Titulaire dans les deux Euros, Silva aura été sur le banc durant la WC 2010 en Afrique du Sud. Peu importe ; ce milieu offensif gauche, dans le top 10 des meilleurs buteurs en sélection espagnole (23 buts, c’est exceptionnel pour quelqu’un qui n’est pas un véritable finisseur) aura été un pion essentiel, que dis-je ? un fou, une tour, sur l’échiquier triomphal de la Roja. En outre, recruté par le richissime club anglais de Manchester City (une espèce de PSG d’outre-manche avec moins de brésiliens, mais autant de thune) à l’été 2010, le beau David (né en 1986) a fortement contribué à étoffer le palmarès du nouveau riche : Champion d’Angleterre en 2012 et 2014, vainqueur de la Cup en 2011 et de la Coupe de la League en 2014. Curieusement, là non plus, Silva n’est jamais le premier auquel on fait crédit de ces succès : les amateurs pensent d’abord à Sergio Aguero ou à Yaya Touré, et les pros à Samir Nasri – nan, c’était juste pour déconner.

C’est à la fois la malédiction et la martingale de David Silva : il a un palmarès XXL, et jamais personne ne pense à lui comme un architecte essentiel du dit palmarès (premier buteur, par exemple, de la finale de l’Euro 2012). Pourtant, au-delà du talent – évident, insolent, éclatant – du joueur, il y a quand même un alignement des planètes qui devrait pousser à réfléchir – ce n’est pas, il est vrai, la qualité la plus partagée des footeux.
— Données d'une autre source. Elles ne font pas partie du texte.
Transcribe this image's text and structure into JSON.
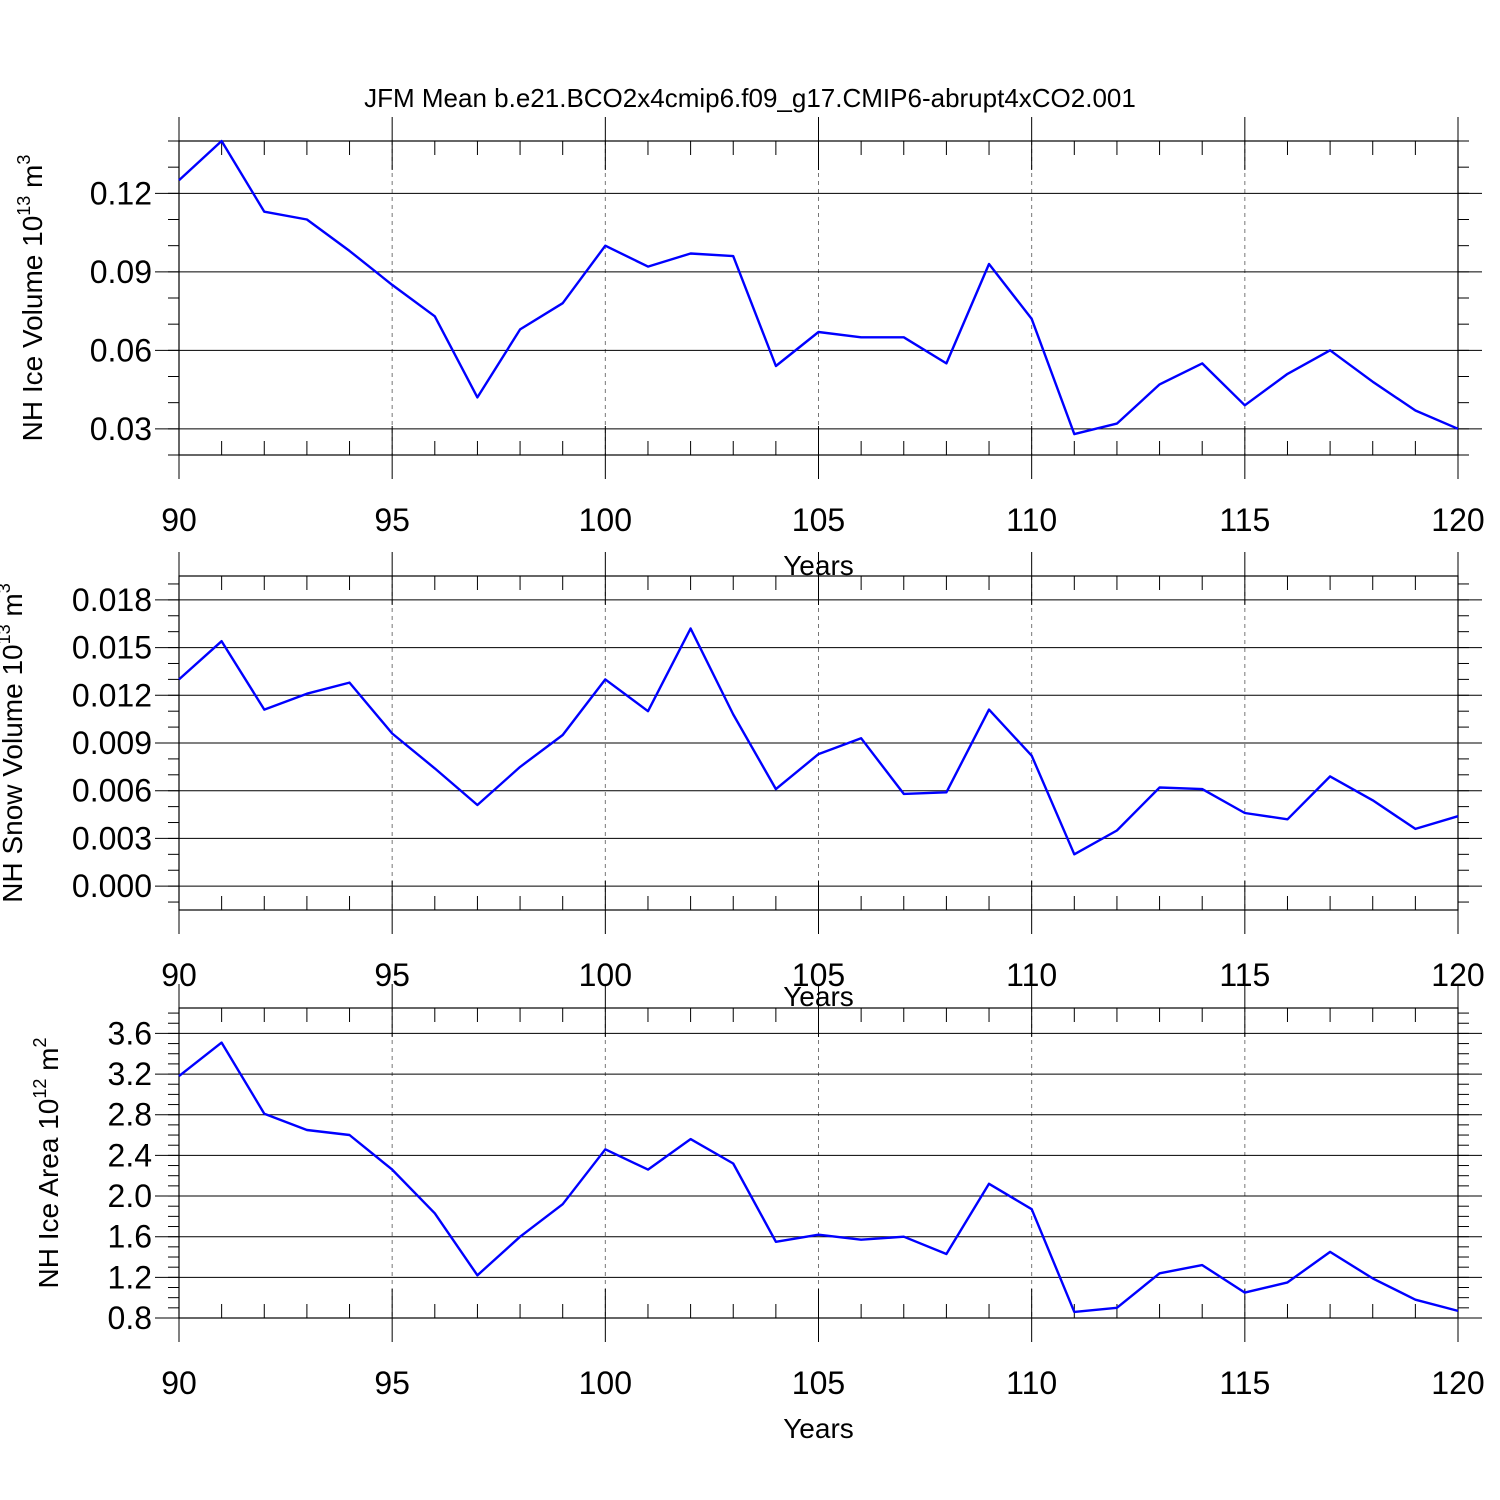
{
  "title": "JFM Mean b.e21.BCO2x4cmip6.f09_g17.CMIP6-abrupt4xCO2.001",
  "chart_data": [
    {
      "type": "line",
      "xlabel": "Years",
      "ylabel": "NH Ice Volume 10",
      "ylabel_exp": "13",
      "ylabel_unit": " m",
      "ylabel_unit_exp": "3",
      "x": [
        90,
        91,
        92,
        93,
        94,
        95,
        96,
        97,
        98,
        99,
        100,
        101,
        102,
        103,
        104,
        105,
        106,
        107,
        108,
        109,
        110,
        111,
        112,
        113,
        114,
        115,
        116,
        117,
        118,
        119,
        120
      ],
      "series": [
        {
          "color": "#0000ff",
          "values": [
            0.125,
            0.14,
            0.113,
            0.11,
            0.098,
            0.085,
            0.073,
            0.042,
            0.068,
            0.078,
            0.1,
            0.092,
            0.097,
            0.096,
            0.054,
            0.067,
            0.065,
            0.065,
            0.055,
            0.093,
            0.072,
            0.028,
            0.032,
            0.047,
            0.055,
            0.039,
            0.051,
            0.06,
            0.048,
            0.037,
            0.03
          ]
        }
      ],
      "xlim": [
        90,
        120
      ],
      "ylim": [
        0.02,
        0.14
      ],
      "xticks": [
        90,
        95,
        100,
        105,
        110,
        115,
        120
      ],
      "xtick_labels": [
        "90",
        "95",
        "100",
        "105",
        "110",
        "115",
        "120"
      ],
      "yticks": [
        0.03,
        0.06,
        0.09,
        0.12
      ],
      "ytick_labels": [
        "0.03",
        "0.06",
        "0.09",
        "0.12"
      ],
      "y_minor_step": 0.01,
      "vgrid": "dashed, at major x ticks"
    },
    {
      "type": "line",
      "xlabel": "Years",
      "ylabel": "NH Snow Volume 10",
      "ylabel_exp": "13",
      "ylabel_unit": " m",
      "ylabel_unit_exp": "3",
      "x": [
        90,
        91,
        92,
        93,
        94,
        95,
        96,
        97,
        98,
        99,
        100,
        101,
        102,
        103,
        104,
        105,
        106,
        107,
        108,
        109,
        110,
        111,
        112,
        113,
        114,
        115,
        116,
        117,
        118,
        119,
        120
      ],
      "series": [
        {
          "color": "#0000ff",
          "values": [
            0.013,
            0.0154,
            0.0111,
            0.0121,
            0.0128,
            0.0096,
            0.0074,
            0.0051,
            0.0075,
            0.0095,
            0.013,
            0.011,
            0.0162,
            0.0108,
            0.0061,
            0.0083,
            0.0093,
            0.0058,
            0.0059,
            0.0111,
            0.0082,
            0.002,
            0.0035,
            0.0062,
            0.0061,
            0.0046,
            0.0042,
            0.0069,
            0.0054,
            0.0036,
            0.0044
          ]
        }
      ],
      "xlim": [
        90,
        120
      ],
      "ylim": [
        -0.0015,
        0.0195
      ],
      "xticks": [
        90,
        95,
        100,
        105,
        110,
        115,
        120
      ],
      "xtick_labels": [
        "90",
        "95",
        "100",
        "105",
        "110",
        "115",
        "120"
      ],
      "yticks": [
        0.0,
        0.003,
        0.006,
        0.009,
        0.012,
        0.015,
        0.018
      ],
      "ytick_labels": [
        "0.000",
        "0.003",
        "0.006",
        "0.009",
        "0.012",
        "0.015",
        "0.018"
      ],
      "y_minor_step": 0.001,
      "vgrid": "dashed, at major x ticks"
    },
    {
      "type": "line",
      "xlabel": "Years",
      "ylabel": "NH Ice Area 10",
      "ylabel_exp": "12",
      "ylabel_unit": " m",
      "ylabel_unit_exp": "2",
      "x": [
        90,
        91,
        92,
        93,
        94,
        95,
        96,
        97,
        98,
        99,
        100,
        101,
        102,
        103,
        104,
        105,
        106,
        107,
        108,
        109,
        110,
        111,
        112,
        113,
        114,
        115,
        116,
        117,
        118,
        119,
        120
      ],
      "series": [
        {
          "color": "#0000ff",
          "values": [
            3.18,
            3.51,
            2.81,
            2.65,
            2.6,
            2.26,
            1.83,
            1.22,
            1.6,
            1.92,
            2.46,
            2.26,
            2.56,
            2.32,
            1.55,
            1.62,
            1.57,
            1.6,
            1.43,
            2.12,
            1.87,
            0.86,
            0.9,
            1.24,
            1.32,
            1.05,
            1.15,
            1.45,
            1.19,
            0.98,
            0.87
          ]
        }
      ],
      "xlim": [
        90,
        120
      ],
      "ylim": [
        0.8,
        3.85
      ],
      "xticks": [
        90,
        95,
        100,
        105,
        110,
        115,
        120
      ],
      "xtick_labels": [
        "90",
        "95",
        "100",
        "105",
        "110",
        "115",
        "120"
      ],
      "yticks": [
        0.8,
        1.2,
        1.6,
        2.0,
        2.4,
        2.8,
        3.2,
        3.6
      ],
      "ytick_labels": [
        "0.8",
        "1.2",
        "1.6",
        "2.0",
        "2.4",
        "2.8",
        "3.2",
        "3.6"
      ],
      "y_minor_step": 0.1,
      "vgrid": "dashed, at major x ticks"
    }
  ]
}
Comme chacun sait, So Foot est tenu (non sans raison) par notre bien-aimé rédacteur en chef pour le plus beau magazine du monde. Qu’est-ce qu’ils disaient, déjà, ces génies, en 2010, de l’arrivée de DS en Permeier League ? Je cite : «  Le beau David va se faire ouvrir par toutes les défenses du Royaume ». Bah, y a que ceux qui disent jamais rien qui se trompent pas. Autant vous dire que ça risque pas de m’arriver.